Once the plaintiff establishes a prima facie case, an inference of employment discrimination arises, id. at 254 (1981); see also Patterson v. McLean Credit Union, 491 U.S. at 187, and the burden shifts to the defendants to rebut the presumption of discrimination by producing evidence that the plaintiff was rejected for legitimate, nondiscriminatory reasons. McDonnell Douglas Corp. v. Green, 411 U.S. at 802; Texas Community Affairs v. Burdine, 450 U.S. at 254. In order for defendants to satisfy their burden, it is sufficient if their evidence raises a genuine issue of fact as to whether they discriminated against the plaintiff. Texas Community Affairs v. Burdine, 450 U.S. at 254-55. "To accomplish this, the defendant[s] must clearly set forth, through the introduction of admissible evidence, the reasons for the plaintiff's rejection. The explanation provided must be legally sufficient to justify a judgment for the defendant[s]." Id. at 255.
If defendants are able to rebut the presumption of discrimination, the burden shifts back to the plaintiff to prove by a preponderance of the evidence that the reasons set forth by the defendants are merely pretextual and not the true reasons for plaintiff's disqualification and termination. McDonnell Douglas Corp. v. Green, 411 U.S. at 804; see also Patterson v. McLean Credit Union, 491 U.S. at 187; Texas Community Affairs v. Burdine, 450 U.S. at 256. The mere fact that a defendant proffers a false reason for a challenged employment action, however, does not necessarily establish liability. DeMarco v. Holy Cross High School, 4 F.3d 166, 170 (2d Cir. 1993). "The Title VII plaintiff at all times bears the 'ultimate burden of persuasion'" that the defendants' actions were motivated by improper discriminatory intent. St. Mary's Honor Ctr. v. Hicks, U.S. , 113 S. Ct. 2742, 2749, 125 L. Ed. 2d 407 (1993).

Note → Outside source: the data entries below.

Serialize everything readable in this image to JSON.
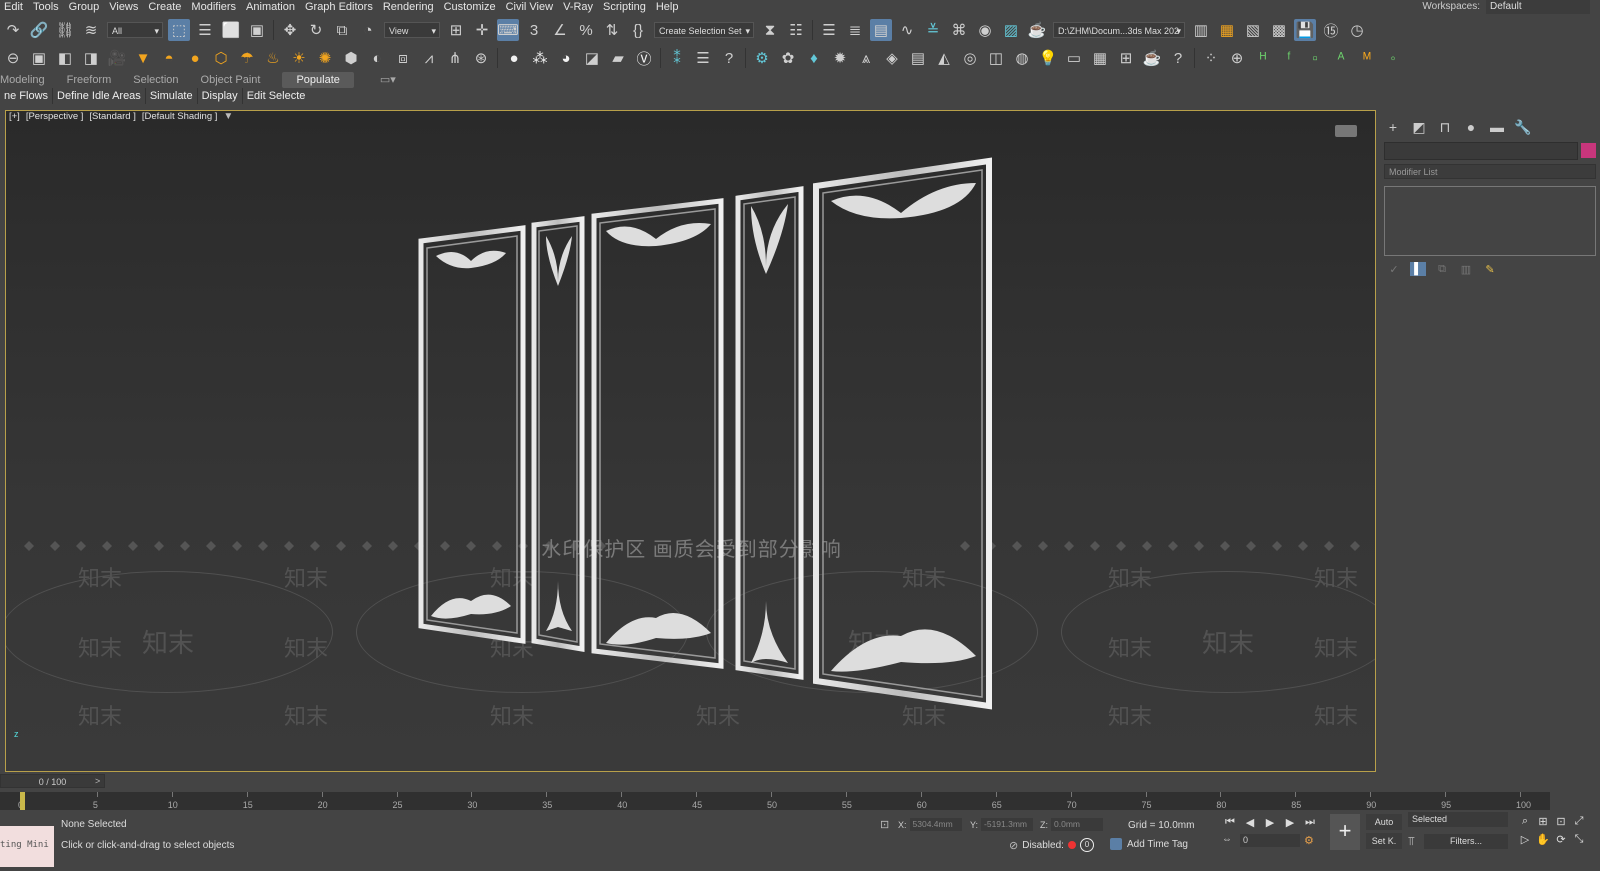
{
  "menubar": {
    "items": [
      "Edit",
      "Tools",
      "Group",
      "Views",
      "Create",
      "Modifiers",
      "Animation",
      "Graph Editors",
      "Rendering",
      "Customize",
      "Civil View",
      "V-Ray",
      "Scripting",
      "Help"
    ],
    "workspace_label": "Workspaces:",
    "workspace_value": "Default"
  },
  "toolbar1": {
    "selection_filter": "All",
    "ref_coord": "View",
    "selection_set": "Create Selection Set",
    "project_path": "D:\\ZHM\\Docum...3ds Max 202"
  },
  "ribbon": {
    "tabs": [
      "Modeling",
      "Freeform",
      "Selection",
      "Object Paint",
      "Populate"
    ],
    "active_tab": "Populate",
    "sub_items": [
      "ne Flows",
      "Define Idle Areas",
      "Simulate",
      "Display",
      "Edit Selected"
    ]
  },
  "viewport": {
    "label_view": "[+]",
    "label_camera": "[Perspective ]",
    "label_standard": "[Standard ]",
    "label_shading": "[Default Shading ]",
    "watermark_text": "水印保护区  画质会受到部分影响",
    "watermark_brand": "知末",
    "axis_label": "z"
  },
  "command_panel": {
    "modifier_list": "Modifier List",
    "swatch_color": "#c8367c"
  },
  "timeline": {
    "frame_counter": "0 / 100",
    "next": ">",
    "ticks": [
      "0",
      "5",
      "10",
      "15",
      "20",
      "25",
      "30",
      "35",
      "40",
      "45",
      "50",
      "55",
      "60",
      "65",
      "70",
      "75",
      "80",
      "85",
      "90",
      "95",
      "100"
    ]
  },
  "status": {
    "mini_listener": "ting Mini",
    "selection": "None Selected",
    "prompt": "Click or click-and-drag to select objects",
    "x_label": "X:",
    "x_value": "5304.4mm",
    "y_label": "Y:",
    "y_value": "-5191.3mm",
    "z_label": "Z:",
    "z_value": "0.0mm",
    "grid": "Grid = 10.0mm",
    "disabled": "Disabled:",
    "disabled_value": "0",
    "add_time_tag": "Add Time Tag",
    "auto": "Auto",
    "set_k": "Set K.",
    "selected": "Selected",
    "filters": "Filters...",
    "frame_value": "0"
  }
}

1. Plaintiff's Prima Facie Case15
The Court finds that plaintiff has satisfied the four-part test for a prima facie case as outlined in McDonnell Douglas. First, as an African-American, plaintiff is a member of a protected class. Second, with respect to Brown's claim arising out of Examination No. 4047, there is an issue of fact whether Brown satisfied the education and experience requirements, thereby rendering him qualified for the position of inspector (construction). In addition, with respect to Brown's claim arising out of his termination from the position of provisional assistant architect, in its decision dated March 7, 1990, the Civil Service Commission found Brown qualified for the provisional assistant architect position at the DOPR. Accordingly, the Court finds that Brown has satisfied the second requirement for establishing a prima facie case.
Third, it is undisputed that Brown was deemed "not qualified" for the position of inspector (construction) and that he was terminated from his position as a provisional assistant architect. Finally, the defendants continued to seek applicants to fill the positions of inspector (construction) and provisional assistant architect after Brown was disqualified from these positions. The fact that provisional appointments were eventually eliminated by the creation of an eligible list "is of little relevance and should not sound a death knell" to Brown's claim against the DOPR. Meiri v. Dacon, 759 F.2d 989, 996 (2d Cir.), cert. denied, 474 U.S. 829, 88 L. Ed. 2d 74, 106 S. Ct. 91 (1985). Accordingly, the Court finds that plaintiff has established a prima facie case of discrimination.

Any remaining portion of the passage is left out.